Authorities say Faisal Shahzad's willingness to talk kept him out of court for two weeks, speeding up the progress of an investigation into his May 1 plot to set off a homemade car bomb on a spring Saturday evening amid hundreds of people enjoying the tourist haven.

Authorities said shortly after Shahzad's May 3 arrest that he had admitted driving the SUV bomb into Times Square and told authorities he had received terror training during a recent five-month trip to Pakistan.

His cooperation did not eliminate the need to bring him to court Tuesday to face five charges, including attempted use of weapons of mass destruction and attempted acts of terrorism transcending national boundaries, each of which carry potential penalties of life in prison.

The hearing lasted only 10 minutes. Shahzad, 30, a Pakistan-born U.S. citizen, confirmed with a "yes" that his financial affidavit was accurate, permitting him to be appointed an assistant public defender, Julia Gatto, who declined to comment afterward.

Shahzad, wearing a gray sweat suit and with his hair a bit longer than in photos splashed around the world, was treated like any other prisoner, except for the extra court officers on hand. The courtroom was closed just before his appearance for a security sweep.

There was also no sign that Shahzad had secured any special benefits from his cooperation, though he was wearing a sweatsuit rather than a prison uniform. When the hearing ended, he stood up and handcuffs were put on his wrists behind his back. He walked out without looking at spectators, including mostly prosecutors, investigators and reporters.

Magistrate Judge James C. Francis read him his rights and warned him that anything he might say could be used against him. He was detained without bail in the attack in which the bomb never exploded and no one was hurt.

The ex-budget analyst from Bridgeport, Conn., was arrested two days after the attempted attack from a Dubai-bound plane at John F. Kennedy International Airport.

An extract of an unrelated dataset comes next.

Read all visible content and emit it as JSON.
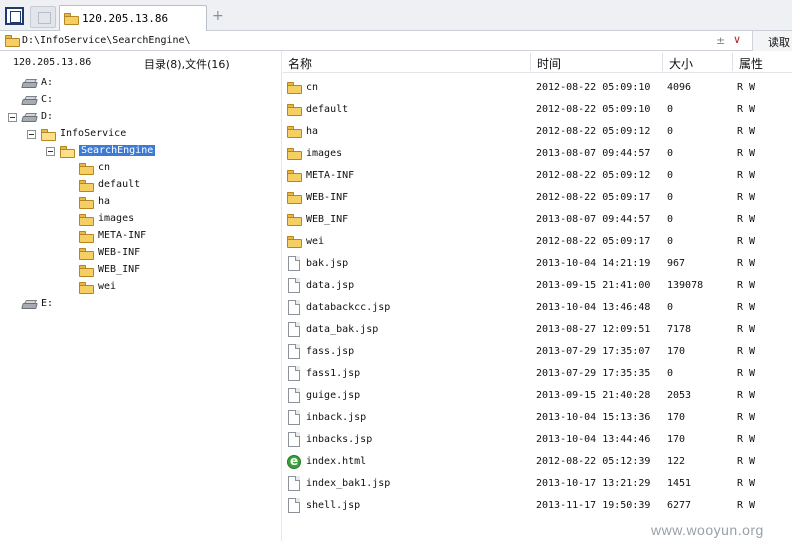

In addition to the most serious charges, Shahzad was also charged with using a destructive device in an attempted violent crime, punishable by up to 30 years in prison; transporting and receiving explosives, punishable by up to 10 years; and attempting to damage and destroy property with fire and explosives, punishable by five to 20 years.

Since his arrest, Shahzad "has provided valuable intelligence from which further investigative action has been taken," the U.S. attorney's office in Manhattan said in a statement Tuesday.